Tips for Obtaining Deed in Lieu of Foreclosure from Mortgage Lenders
Tips for Obtaining Deed in Lieu of Foreclosure from Mortgage Lenders
Deed in lieu of foreclosure refers to a special type of agreement offered to borrowers who can no longer afford their mortgage payments. When banks offer deed in lieu, borrowers are allowed to return their home without having to endure the foreclosure process. Once contracts are signed banks take immediate possession of the property.
The primary benefit of deed in lieu of foreclosure is borrowers are released from mortgage debt. Debtors vacate the home, return the keys to the lender, and walk away. However, specific protocol must be followed to ensure proper documents are filed and property transfers recorded through the court.
The downside of deed in lieu contracts is they destroy credit. Credit bureaus interpret deed in lieu as foreclosure and this blemish remains on credit reports for up to 10 years. If lenders issue deficiency judgments, deed in lieu could potentially be reported for up to 7 years after the debt is paid in full.
Borrowers should anticipate a FICO score decrease of 100 points or more. In cases of foreclosure and bankruptcy there is little that can be done to repair credit. Initially, deed in lieu is detrimental to FICO scores, but it lessens as time passes. Borrowers can build positive credit by paying debts on time.
Deed in lieu agreements are entered into on a voluntary basis. To be legally binding, contracts must be executed, signed by borrowers and their servicing lender, notarized, and submitted through the courts. This is referred to as Parole Evidence Rule which protects mortgage lenders in the event borrowers later claim they were pressured by the bank to enter into a deed in lieu contract.
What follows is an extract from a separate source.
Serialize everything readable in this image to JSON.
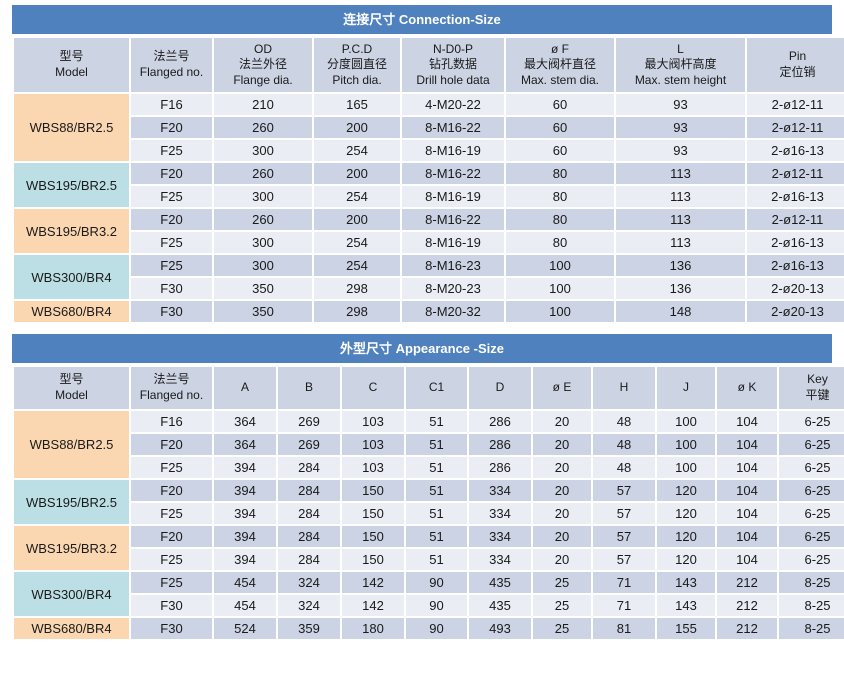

Borrowers must adhere to certain criteria set forth by the bank. Only properties that are owner occupied qualify for deed in lieu of foreclosure. Investment properties and vacation homes are exempt and do not qualify. Banks usually do not offer deed in lieu when borrowers owe more than the appraised property value.
Mortgage financiers will not entertain the option of deed in lieu until borrowers are at least 31 days delinquent. Most banks reserve deed in lieu of foreclosure as a last resort and usually offer borrowers the option of loan modification, mortgage refinance or forbearance agreement first.
Borrowers will work with an assigned bank loss mitigator throughout the process. Protocol varies by lender but most require homeowners to submit a foreclosure hardship letter, along with proof they are financially insolvent.
Many banks issue deficiency judgments which hold borrowers responsible for the difference between their loan balance and property sale price. If a borrower owed $100,000 and the bank sells the property for $90,000 the previous homeowner must pay the bank $10,000. Obviously this is the worst case scenario.
Always negotiate with lenders to obtain a 'Payment in Full' deed in lieu agreement which releases borrowers from the home without owing additional funds. If necessary, retain the services of a real estate lawyer or foreclosure specialist to negotiate on your behalf.